O presidente da Assembleia Legislativa, Sérgio Peres (Republicanos), participou do evento. Ele garantiu que todos os assuntos abordados no encontro chegarão ao parlamento gaúcho. Peres afirmou ainda que o debate será ampliado com os candidatos ao governo do Estado. “Estes encontros, como o que o ocorreu em Pelotas, são importante para usarmos, na busca de recursos, argumentos com base em quem vive nas cidades e precisam de qualidade de vida e infraestrutura”, frisou.
O diretor do Fórum Democrático de Desenvolvimento Regional, Roque Bakof, revelou que Peres solicitou ao órgão que fizesse um chamamento com o propósito de criar momentos em que as lideranças da sociedade fossem ouvidas em suas demandas e necessidades. Ele falou sobre a relevância de as estruturas se organizarem territorialmente para que consigam prestar bons serviços.
A presidente do Corede Sul, Selma Quevedo Vilela, mencionou a existência de um Plano Estratégico e destacou avanços da região, como o projeto da Usina de Biodiesel e a entrada em funcionamento do Hospital Regional e do Pronto Socorro de Pelotas. Para o secretário municipal de Governo de Pelotas, Pedro Bitencourt Júnior, a região apresenta baixa industrialização.
“Temos dificuldade de colocar o município em condições de quebrar essa desigualdade. Para isso é necessário política pública de Estado, não de governo, para não acontecer o que ocorreu com o Polo Naval de Rio Grande”, alertou.

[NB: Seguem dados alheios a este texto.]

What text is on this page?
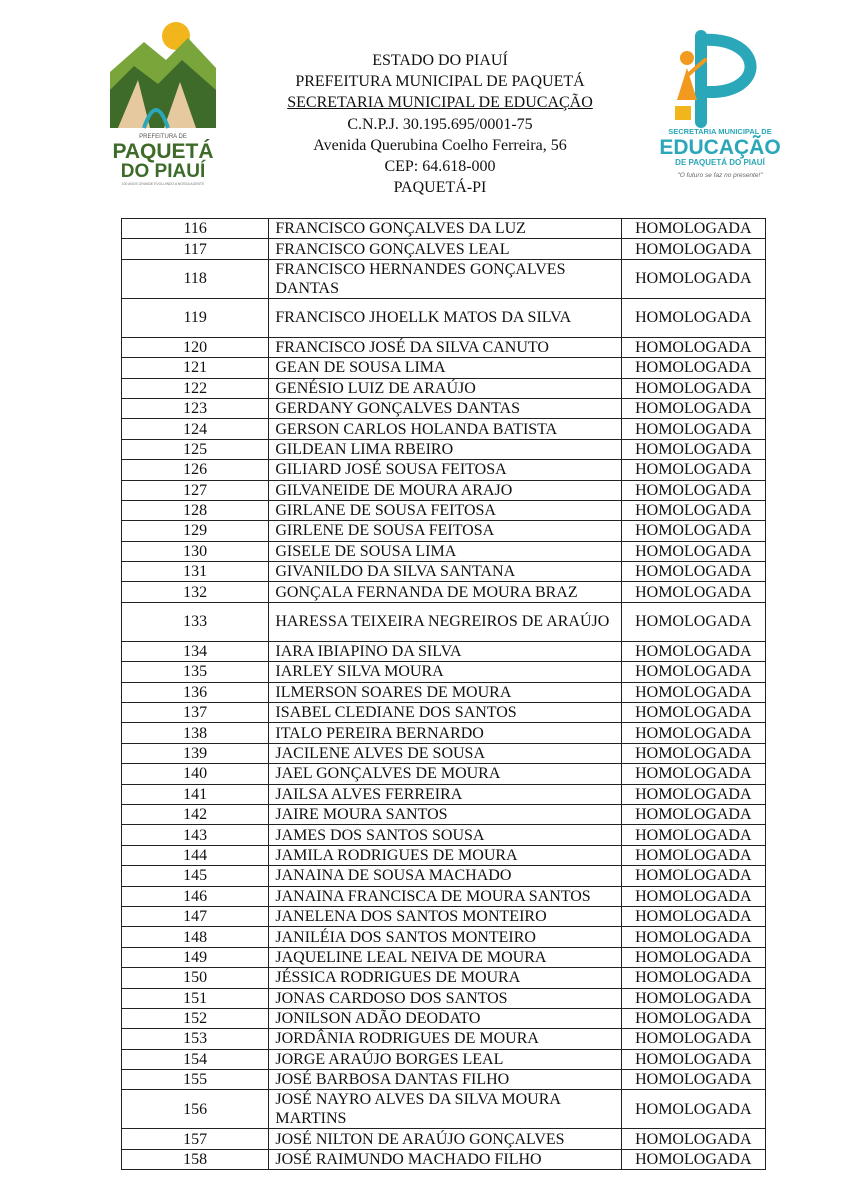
PREFEITURA DE
PAQUETÁ
DO PIAUÍ
100 ANOS GRANDE EVOLUINDO A NOSSA AGENTE
ESTADO DO PIAUÍ
PREFEITURA MUNICIPAL DE PAQUETÁ
SECRETARIA MUNICIPAL DE EDUCAÇÃO
C.N.P.J. 30.195.695/0001-75
Avenida Querubina Coelho Ferreira, 56
CEP: 64.618-000
PAQUETÁ-PI
SECRETARIA MUNICIPAL DE
EDUCAÇÃO
DE PAQUETÁ DO PIAUÍ
"O futuro se faz no presente!"
116	FRANCISCO GONÇALVES DA LUZ	HOMOLOGADA
117	FRANCISCO GONÇALVES LEAL	HOMOLOGADA
118	FRANCISCO HERNANDES GONÇALVES DANTAS	HOMOLOGADA
119	FRANCISCO JHOELLK MATOS DA SILVA	HOMOLOGADA
120	FRANCISCO JOSÉ DA SILVA CANUTO	HOMOLOGADA
121	GEAN DE SOUSA LIMA	HOMOLOGADA
122	GENÉSIO LUIZ DE ARAÚJO	HOMOLOGADA
123	GERDANY GONÇALVES DANTAS	HOMOLOGADA
124	GERSON CARLOS HOLANDA BATISTA	HOMOLOGADA
125	GILDEAN LIMA RBEIRO	HOMOLOGADA
126	GILIARD JOSÉ SOUSA FEITOSA	HOMOLOGADA
127	GILVANEIDE DE MOURA ARAJO	HOMOLOGADA
128	GIRLANE DE SOUSA FEITOSA	HOMOLOGADA
129	GIRLENE DE SOUSA FEITOSA	HOMOLOGADA
130	GISELE DE SOUSA LIMA	HOMOLOGADA
131	GIVANILDO DA SILVA SANTANA	HOMOLOGADA
132	GONÇALA FERNANDA DE MOURA BRAZ	HOMOLOGADA
133	HARESSA TEIXEIRA NEGREIROS DE ARAÚJO	HOMOLOGADA
134	IARA IBIAPINO DA SILVA	HOMOLOGADA
135	IARLEY SILVA MOURA	HOMOLOGADA
136	ILMERSON SOARES DE MOURA	HOMOLOGADA
137	ISABEL CLEDIANE DOS SANTOS	HOMOLOGADA
138	ITALO PEREIRA BERNARDO	HOMOLOGADA
139	JACILENE ALVES DE SOUSA	HOMOLOGADA
140	JAEL GONÇALVES DE MOURA	HOMOLOGADA
141	JAILSA ALVES FERREIRA	HOMOLOGADA
142	JAIRE MOURA SANTOS	HOMOLOGADA
143	JAMES DOS SANTOS SOUSA	HOMOLOGADA
144	JAMILA RODRIGUES DE MOURA	HOMOLOGADA
145	JANAINA DE SOUSA MACHADO	HOMOLOGADA
146	JANAINA FRANCISCA DE MOURA SANTOS	HOMOLOGADA
147	JANELENA DOS SANTOS MONTEIRO	HOMOLOGADA
148	JANILÉIA DOS SANTOS MONTEIRO	HOMOLOGADA
149	JAQUELINE LEAL NEIVA DE MOURA	HOMOLOGADA
150	JÉSSICA RODRIGUES DE MOURA	HOMOLOGADA
151	JONAS CARDOSO DOS SANTOS	HOMOLOGADA
152	JONILSON ADÃO DEODATO	HOMOLOGADA
153	JORDÂNIA RODRIGUES DE MOURA	HOMOLOGADA
154	JORGE ARAÚJO BORGES LEAL	HOMOLOGADA
155	JOSÉ BARBOSA DANTAS FILHO	HOMOLOGADA
156	JOSÉ NAYRO ALVES DA SILVA MOURA MARTINS	HOMOLOGADA
157	JOSÉ NILTON DE ARAÚJO GONÇALVES	HOMOLOGADA
158	JOSÉ RAIMUNDO MACHADO FILHO	HOMOLOGADA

O diretor da Associação Nacional de Entidades Promotoras de Empreendimentos Inovadores (Anprotec) e professor da Fundação Universidade de Rio Grande (Furg), Artur Roberto Oliveira Gibbon, evidenciou a importância da existência de um vetor para a inovação, com um trabalho conjunto da região. O diretor da Associação Comercial de Pelotas e professor da Universidade Católica de Pelotas (UCPel), João Carlos Medeiros Madail, lamentou o fato de que nem sempre os valores arrecadados pelos governos retornam em forma de benefício para a sociedade. “Há esperança de que algo vá mudar, mas ninguém sabe como”, disse.
Desassoreamento
A escassez hídrica foi outro problema tratado no debate. O doutor em Ciência do Solo e professor do Centro de Engenharias da Universidade Federal de Pelotas, Maurício Silveira Quadro, reivindicou a existência de uma política pública que passe pelos processos de reservação de água para a produção rural. Entre os problemas, citou a baixa pressão e a má qualidade da água no final das redes, além das dificuldades dos pequenos municípios para executar a limpeza dos reservatórios.
“A concessão de água no Interior está no colo dos municípios, que usam poços comunitários, ou têm sistema de cisternas, ou caminhão-pipa, ou as pessoas se viram como podem”, lamentou. Ele defendeu a necessidade de revisão dos planos de saneamento que, no seu entendimento, deveriam ser atualizados a cada 10 anos. Ele defendeu ainda a importância de pequenas ações descentralizadas, como programas para os açudes e poços no meio rural, além de iniciativas como o desassoreamento dos reservatórios.
O secretário do Corede Sul e gerente regional da Emater/Ascar, Ronaldo Clasen Maciel, disse que a agricultura familiar representa 79,72% dos estabelecimentos rurais da região. Um dos pontos em que o especialista considera que é preciso atuar com mais efetividade é o problema da estiagem, já que esta é uma das regiões em que menos chove no Estado.
O doutor em Agronomia e pesquisador da Embrapa Clima Temperado, Leonardo Pereira Dutra, apresentou as linhas de pesquisa da organização, assim como dados sobre o Balanço Social, mostrando que o investimento em ciência e tecnologia gera bom retorno. “O principal desafio da agricultura familiar são as mudanças climáticas, que geram a necessidade de cultivos mais resilientes e complexos”, frisou.
Já o presidente do Fórum dos Coredes, Idioney Oliveira Vieira, evidenciou a importância da governança regional. “A proposta que a gente está trazendo é a ideia de governança e cooperação regional”, explicou. Como exemplo, citou a participação dos Coredes na duplicação de algumas rodovias no Estado. A próxima plenária do Fórum Democrático de Desenvolvimento Regional está marcada para o dia 29 de junho, em Caxias do Sul.